Fast forward to 2013. I was working at Facebook and Instagram after leaving a job at Apple, and an old friend Calum Clark, recent V.P. of Events at the US Ski and Snowboard team, asked me to speak at their annual Partner Summit in Park City. It was the lead up to the Sochi Olympics. I was back in the mountains, surrounded by passionate, stupidly fit and smiling people. Many are now close friends. And just like that, I was back on skis after 20 or so years of retirement.

 

For fun last year, I jumped back in a NASTAR course. After a few runs my arms were battered and bruised; yellow, back, blue and that weird purple hue and I was hooked. So were my young kids. All three of us purchased a race pass for the season. We were pumped for the Nationals at Squaw Valley. Suddenly, I was researching body armor and watching race highlights. The technique has evolved since my ‘glory days’ so I picked the generous, magnificent brains of Mikaela, Aksel and Steve Nyman on how best to turn. Ankles? Roll the knees? The inside leg, where does that even move to in 2018? Where does my rear-end weight go and when?

McKeon with good friend, Aksel Svindal
McKeon with good friend, Aksel Svindal

 

The night before the 2018 Super Bowl I hung in the garage at Tahoe, surrounded by my old-friend, the smell of hot dripping wax. The iron filings still finding a way to bury themselves in my fingers, these days too soft from office work. It was the first time I’d tuned my skis for decades. This kid was fired up. Four days later I was flying out to the Pyeongchang Olympics with the U.S. Ski Team. Life was perfect.

 

My world got a little turned upside down the next day. Literally. I was hauling, mistakenly thinking I was going to the Olympics as an athlete, not as an Official. The slope looked good. The gas was hit.

 

“Oh yeah, watch out Ted here I…”

 

What I didn’t see in the flat light was the rise before an ungroomed gully. Don’t panic. Pre-jump. Absorb some of the energy. Oh… crap... Bang. Flip. Flip.

 

“It’s OK, I can move my arms and legs!”

 

No Olympics or NASTAR Nationals for me. Instead, I spent weeks in a hospital and a huge operation. A broken and a dislocated neck. A titanium cervical fusion from T1 to C6. Now I matched my road bike.

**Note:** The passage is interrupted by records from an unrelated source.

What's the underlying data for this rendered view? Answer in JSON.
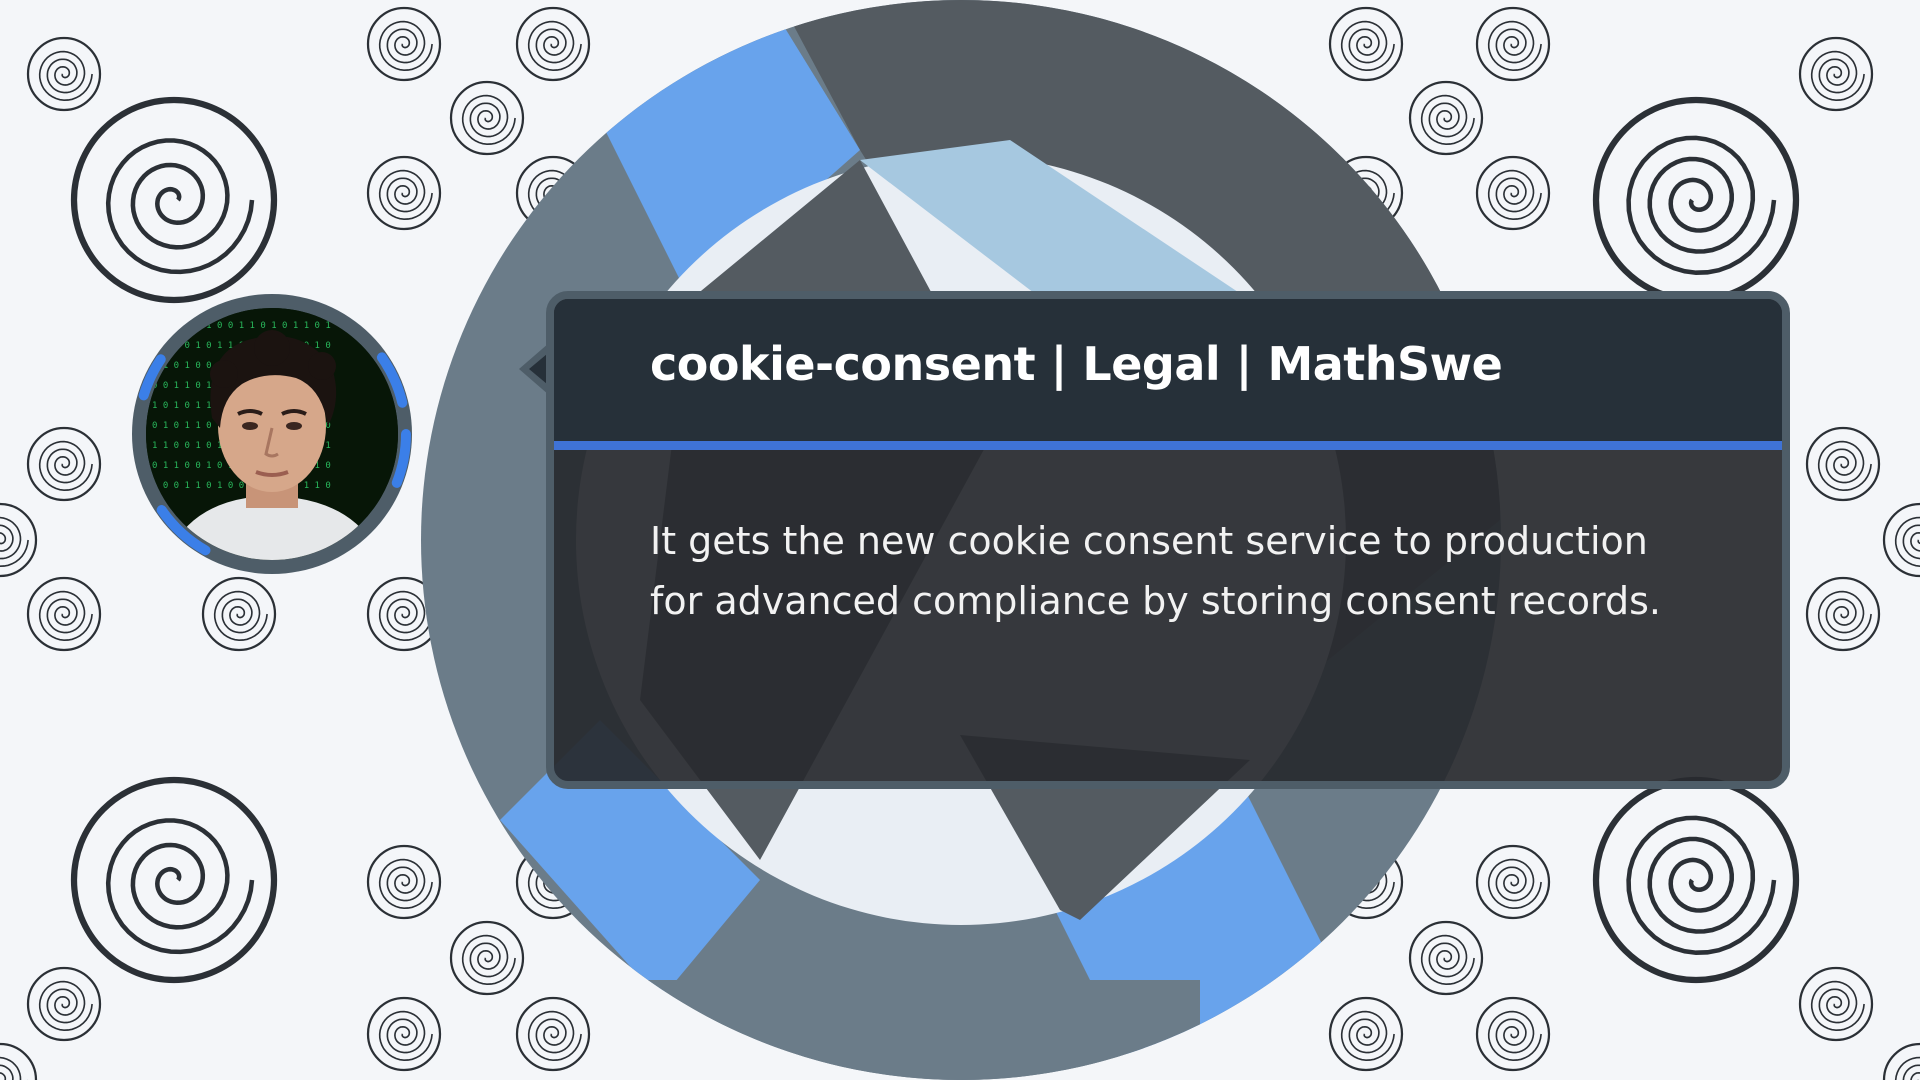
{
  "popup": {
    "title": "cookie-consent | Legal | MathSwe",
    "description": "It gets the new cookie consent service to production for advanced compliance by storing consent records."
  },
  "icons": {
    "background": "spiral-icon",
    "logo": "mathswe-logo-icon",
    "avatar": "author-avatar"
  },
  "colors": {
    "background": "#f4f6f9",
    "ring_gray": "#6b7c89",
    "ring_dark": "#545b61",
    "ring_blue": "#68a3ec",
    "ring_light_blue": "#a6c8e0",
    "card_header": "#263039",
    "card_body": "#2c2d30",
    "accent": "#3f73d6",
    "spiral": "#2b3036"
  }
}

Would I ever be able to ski again?

 

 

McKeon after neck surgery
McKeon after neck surgery

 

This April, a year after my head plant, I’m planning on competing in the NASTAR Nationals at Squaw. (Love that place. Please scatter at least 50% of my ashes at Tahoe). Lauren, my 7-year old daughter and Tucker my 9-year old son, will be racing too.

 

Last week they tried a course again and loved it. I tentatively gave it a try too. Had no idea how my body would feel. Two pushes into the course, I was grinning like a guy who didn’t know if he’d be able to ski again.

 

A great gate set and jumping up an age group must have helped. I scored a Platinum. After five runs my times got faster. Can I tuck this part? How does Miki roll her knees so fast? Do my knees even roll? Bend like Ted. Bend. Like. Ted. Off the hill I texted speed queen and NASTAR pacesetter Claire Abbe Brown. ‘What’s the best radius for NASTAR skis? Where can I get a race suit? It’s on baby!’

 

What do you think, is Andy ready for NASTAR Nationals?
What do you think, is Andy ready for NASTAR Nationals? 

 

If you see a slightly hot (my words not yours) textbook dad-bod at the NASTAR Nationals jammed into in a spanking new U.S. Ski Team DH suit accessorized with a pair of go fast Head skis, walking around like C3PO, come say hi. No idea how I’ll do and I don’t really care - I’ll be the one beaming like I just won a NASTAR bronze all those years ago.